If you are building a new home today, it pays to consider integrating zero energy principles in your design. Zero energy homes are future-proof, making them a sound investment for anyone serious about owning property. People think that this type of home is too expensive, but innovations in the field are closing the margin for mainstream buyers. Here are things you should know about zero energy builds.
Zero Energy Homes Have a Good ROI
According to the Zero Energy Project, building a zero energy ready home means thousands of dollars in energy savings for homes across the U.S. For example, assuming electricity costs will increase at a rate of two percent per year, an initial investment of $2,694 in a San Francisco home will bring back energy savings amounting to $15,720. The figure varies between states, but all homeowners stand to recoup upwards of $400 in their first year alone.
Zero Energy Homes Can Also Be Affordable
It is possible to trim down your initial investment by intentionally choosing energy-saving materials, products and techniques. For example, you could design a smaller open-concept home. There are many ways to design a smaller home and make it feel spacious, including using furniture that doubles as storage, painting the walls white, and using plenty of mirrors, among others.

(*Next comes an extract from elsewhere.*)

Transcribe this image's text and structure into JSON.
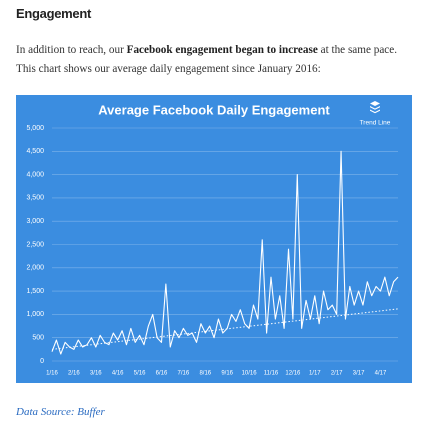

Also, take advantage of the financial incentives available for energy-efficient builds. Many states, for example, offer tax credits, and some areas also have utility incentives and rebates. The Database of State Incentives for Renewables and Efficiency or DSIRE will have more information on these.

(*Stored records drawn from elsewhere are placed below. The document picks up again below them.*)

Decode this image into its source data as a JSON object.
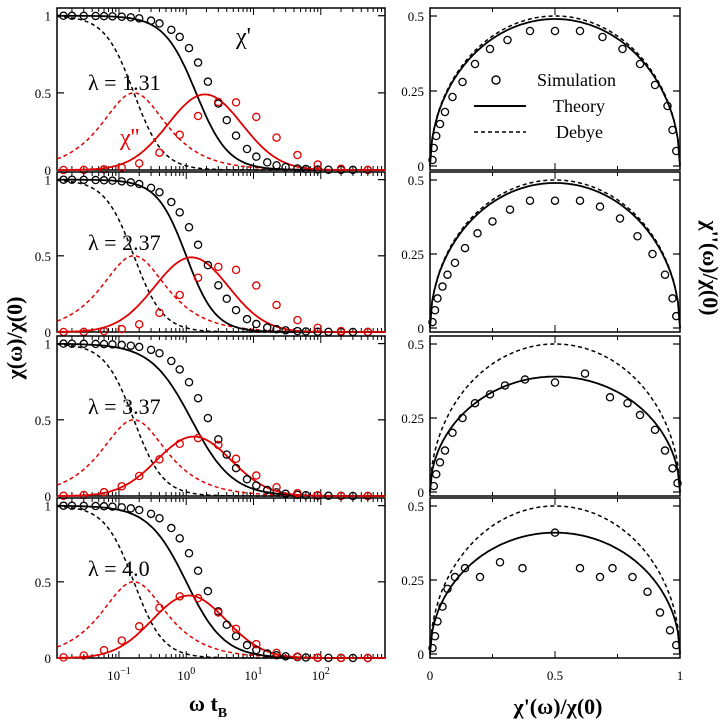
{
  "figure": {
    "left_xlabel": "ω t",
    "left_xlabel_sub": "B",
    "left_ylabel": "χ(ω)/χ(0)",
    "right_xlabel": "χ'(ω)/χ(0)",
    "right_ylabel": "χ''(ω)/χ(0)",
    "legend": {
      "simulation": "Simulation",
      "theory": "Theory",
      "debye": "Debye"
    },
    "curve_labels": {
      "real": "χ'",
      "imag": "χ''"
    },
    "colors": {
      "real": "#000000",
      "imag": "#e00000"
    }
  },
  "chart_data": [
    {
      "type": "line",
      "panel": "left-row-1",
      "label": "λ = 1.31",
      "xscale": "log",
      "xlim": [
        0.012,
        900
      ],
      "ylim": [
        0,
        1.05
      ],
      "xticks": [
        "10^-1",
        "10^0",
        "10^1",
        "10^2"
      ],
      "yticks": [
        "0",
        "0.5",
        "1"
      ],
      "debye_tau": 1,
      "theory": {
        "real_x50": 1.4,
        "real_width": 1.1,
        "imag_peak_x": 1.9,
        "imag_peak_y": 0.49
      },
      "simulation": {
        "real_x": [
          0.015,
          0.02,
          0.03,
          0.045,
          0.06,
          0.08,
          0.11,
          0.15,
          0.2,
          0.3,
          0.4,
          0.6,
          0.8,
          1.1,
          1.5,
          2.1,
          3,
          4,
          5.5,
          8,
          11,
          16,
          22,
          30,
          45,
          60,
          90,
          130,
          200,
          300,
          500
        ],
        "imag_peak_x": 4.0,
        "imag_peak_y": 0.45
      }
    },
    {
      "type": "line",
      "panel": "left-row-2",
      "label": "λ = 2.37",
      "xscale": "log",
      "xlim": [
        0.012,
        900
      ],
      "ylim": [
        0,
        1.05
      ],
      "xticks": [
        "10^-1",
        "10^0",
        "10^1",
        "10^2"
      ],
      "yticks": [
        "0",
        "0.5",
        "1"
      ],
      "debye_tau": 1,
      "theory": {
        "real_x50": 1.0,
        "real_width": 1.0,
        "imag_peak_x": 1.2,
        "imag_peak_y": 0.49
      },
      "simulation": {
        "real_x": [
          0.015,
          0.02,
          0.03,
          0.045,
          0.06,
          0.08,
          0.11,
          0.15,
          0.2,
          0.3,
          0.4,
          0.6,
          0.8,
          1.1,
          1.5,
          2.1,
          3,
          4,
          5.5,
          8,
          11,
          16,
          22,
          30,
          45,
          60,
          90,
          130,
          200,
          300,
          500
        ],
        "imag_peak_x": 3.5,
        "imag_peak_y": 0.43
      }
    },
    {
      "type": "line",
      "panel": "left-row-3",
      "label": "λ = 3.37",
      "xscale": "log",
      "xlim": [
        0.012,
        900
      ],
      "ylim": [
        0,
        1.05
      ],
      "xticks": [
        "10^-1",
        "10^0",
        "10^1",
        "10^2"
      ],
      "yticks": [
        "0",
        "0.5",
        "1"
      ],
      "debye_tau": 1,
      "theory": {
        "real_x50": 1.2,
        "real_width": 1.4,
        "imag_peak_x": 1.3,
        "imag_peak_y": 0.39
      },
      "simulation": {
        "real_x": [
          0.015,
          0.02,
          0.03,
          0.045,
          0.06,
          0.08,
          0.11,
          0.15,
          0.2,
          0.3,
          0.4,
          0.6,
          0.8,
          1.1,
          1.5,
          2.1,
          3,
          4,
          5.5,
          8,
          11,
          16,
          22,
          30,
          45,
          60,
          90,
          130,
          200,
          300,
          500
        ],
        "imag_peak_x": 1.5,
        "imag_peak_y": 0.38
      }
    },
    {
      "type": "line",
      "panel": "left-row-4",
      "label": "λ = 4.0",
      "xscale": "log",
      "xlim": [
        0.012,
        900
      ],
      "ylim": [
        0,
        1.05
      ],
      "xticks": [
        "10^-1",
        "10^0",
        "10^1",
        "10^2"
      ],
      "yticks": [
        "0",
        "0.5",
        "1"
      ],
      "debye_tau": 1,
      "theory": {
        "real_x50": 1.0,
        "real_width": 1.3,
        "imag_peak_x": 1.1,
        "imag_peak_y": 0.41
      },
      "simulation": {
        "real_x": [
          0.015,
          0.02,
          0.03,
          0.045,
          0.06,
          0.08,
          0.11,
          0.15,
          0.2,
          0.3,
          0.4,
          0.6,
          0.8,
          1.1,
          1.5,
          2.1,
          3,
          4,
          5.5,
          8,
          11,
          16,
          22,
          30,
          45,
          60,
          90,
          130,
          200,
          300,
          500
        ],
        "imag_peak_x": 1.0,
        "imag_peak_y": 0.41
      }
    },
    {
      "type": "scatter",
      "panel": "right-row-1",
      "xlim": [
        0,
        1
      ],
      "ylim": [
        0,
        0.5
      ],
      "xticks": [
        "0",
        "0.5",
        "1"
      ],
      "yticks": [
        "0",
        "0.25",
        "0.5"
      ],
      "theory_arc_height": 0.49,
      "debye_arc_height": 0.5,
      "simulation_points": [
        [
          0.01,
          0.02
        ],
        [
          0.015,
          0.06
        ],
        [
          0.025,
          0.1
        ],
        [
          0.04,
          0.14
        ],
        [
          0.06,
          0.18
        ],
        [
          0.09,
          0.23
        ],
        [
          0.13,
          0.28
        ],
        [
          0.18,
          0.34
        ],
        [
          0.24,
          0.39
        ],
        [
          0.31,
          0.42
        ],
        [
          0.4,
          0.45
        ],
        [
          0.5,
          0.45
        ],
        [
          0.6,
          0.45
        ],
        [
          0.69,
          0.43
        ],
        [
          0.77,
          0.39
        ],
        [
          0.84,
          0.34
        ],
        [
          0.9,
          0.27
        ],
        [
          0.95,
          0.2
        ],
        [
          0.97,
          0.12
        ],
        [
          0.985,
          0.05
        ]
      ]
    },
    {
      "type": "scatter",
      "panel": "right-row-2",
      "xlim": [
        0,
        1
      ],
      "ylim": [
        0,
        0.5
      ],
      "xticks": [
        "0",
        "0.5",
        "1"
      ],
      "yticks": [
        "0",
        "0.25",
        "0.5"
      ],
      "theory_arc_height": 0.49,
      "debye_arc_height": 0.5,
      "simulation_points": [
        [
          0.01,
          0.02
        ],
        [
          0.02,
          0.06
        ],
        [
          0.03,
          0.1
        ],
        [
          0.05,
          0.14
        ],
        [
          0.07,
          0.18
        ],
        [
          0.1,
          0.22
        ],
        [
          0.14,
          0.27
        ],
        [
          0.19,
          0.32
        ],
        [
          0.25,
          0.36
        ],
        [
          0.32,
          0.4
        ],
        [
          0.4,
          0.43
        ],
        [
          0.5,
          0.43
        ],
        [
          0.6,
          0.43
        ],
        [
          0.68,
          0.41
        ],
        [
          0.76,
          0.37
        ],
        [
          0.83,
          0.31
        ],
        [
          0.89,
          0.25
        ],
        [
          0.94,
          0.18
        ],
        [
          0.97,
          0.1
        ],
        [
          0.985,
          0.04
        ]
      ]
    },
    {
      "type": "scatter",
      "panel": "right-row-3",
      "xlim": [
        0,
        1
      ],
      "ylim": [
        0,
        0.5
      ],
      "xticks": [
        "0",
        "0.5",
        "1"
      ],
      "yticks": [
        "0",
        "0.25",
        "0.5"
      ],
      "theory_arc_height": 0.39,
      "debye_arc_height": 0.5,
      "simulation_points": [
        [
          0.015,
          0.02
        ],
        [
          0.025,
          0.06
        ],
        [
          0.04,
          0.1
        ],
        [
          0.06,
          0.14
        ],
        [
          0.09,
          0.2
        ],
        [
          0.13,
          0.25
        ],
        [
          0.18,
          0.3
        ],
        [
          0.24,
          0.33
        ],
        [
          0.3,
          0.36
        ],
        [
          0.38,
          0.38
        ],
        [
          0.5,
          0.37
        ],
        [
          0.62,
          0.4
        ],
        [
          0.72,
          0.32
        ],
        [
          0.79,
          0.3
        ],
        [
          0.84,
          0.26
        ],
        [
          0.9,
          0.21
        ],
        [
          0.94,
          0.14
        ],
        [
          0.97,
          0.08
        ],
        [
          0.99,
          0.03
        ]
      ]
    },
    {
      "type": "scatter",
      "panel": "right-row-4",
      "xlim": [
        0,
        1
      ],
      "ylim": [
        0,
        0.5
      ],
      "xticks": [
        "0",
        "0.5",
        "1"
      ],
      "yticks": [
        "0",
        "0.25",
        "0.5"
      ],
      "theory_arc_height": 0.41,
      "debye_arc_height": 0.5,
      "simulation_points": [
        [
          0.01,
          0.02
        ],
        [
          0.02,
          0.06
        ],
        [
          0.03,
          0.11
        ],
        [
          0.05,
          0.16
        ],
        [
          0.07,
          0.22
        ],
        [
          0.1,
          0.26
        ],
        [
          0.14,
          0.29
        ],
        [
          0.2,
          0.26
        ],
        [
          0.28,
          0.31
        ],
        [
          0.37,
          0.29
        ],
        [
          0.5,
          0.41
        ],
        [
          0.6,
          0.29
        ],
        [
          0.68,
          0.26
        ],
        [
          0.73,
          0.29
        ],
        [
          0.81,
          0.26
        ],
        [
          0.87,
          0.21
        ],
        [
          0.92,
          0.14
        ],
        [
          0.96,
          0.08
        ],
        [
          0.985,
          0.03
        ]
      ]
    }
  ]
}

Zero Energy Means Lower Foreclosure Rates
According to a study by researchers at the University of North Carolina and the Institute for Market Transformation, energy-efficient homes are less likely to default on mortgage payments. The study shows that homes that save more energy have lower foreclosure rates—default risks, on average, are 32 percent lower for these houses.
Zero Energy Homes Have Higher Resale Value
What’s more, a zero energy home has high resale value. Since they are built for sustainability, buyers will still be interested in them years from now. Realtors already include energy efficiency features in their computations of homes’ value, and potential home buyers include energy efficiency as a significant driver for their desire to acquire new property.
People are also willing to pay a little more for energy-saving features. For example, a certified energy-efficient home can sell higher per square foot than standard properties, and they are on the market for a shorter period. This is reflected in a study conducted by the Institute for Market Transformation and the District of Columbia’s Department of Energy and Environment. In the study, researchers found that highlighting a home’s green features results in a mean premium of 3.46 percent compared to traditional homes.
Owning a zero energy home means reaping incredible returns on your investment, especially when minimizing the cost differential. High-performance homes with green features are affordable because they are built to last and use fewer non-renewable resources. Overall, these types of homes are a worthy investment for anyone who wants to secure their future.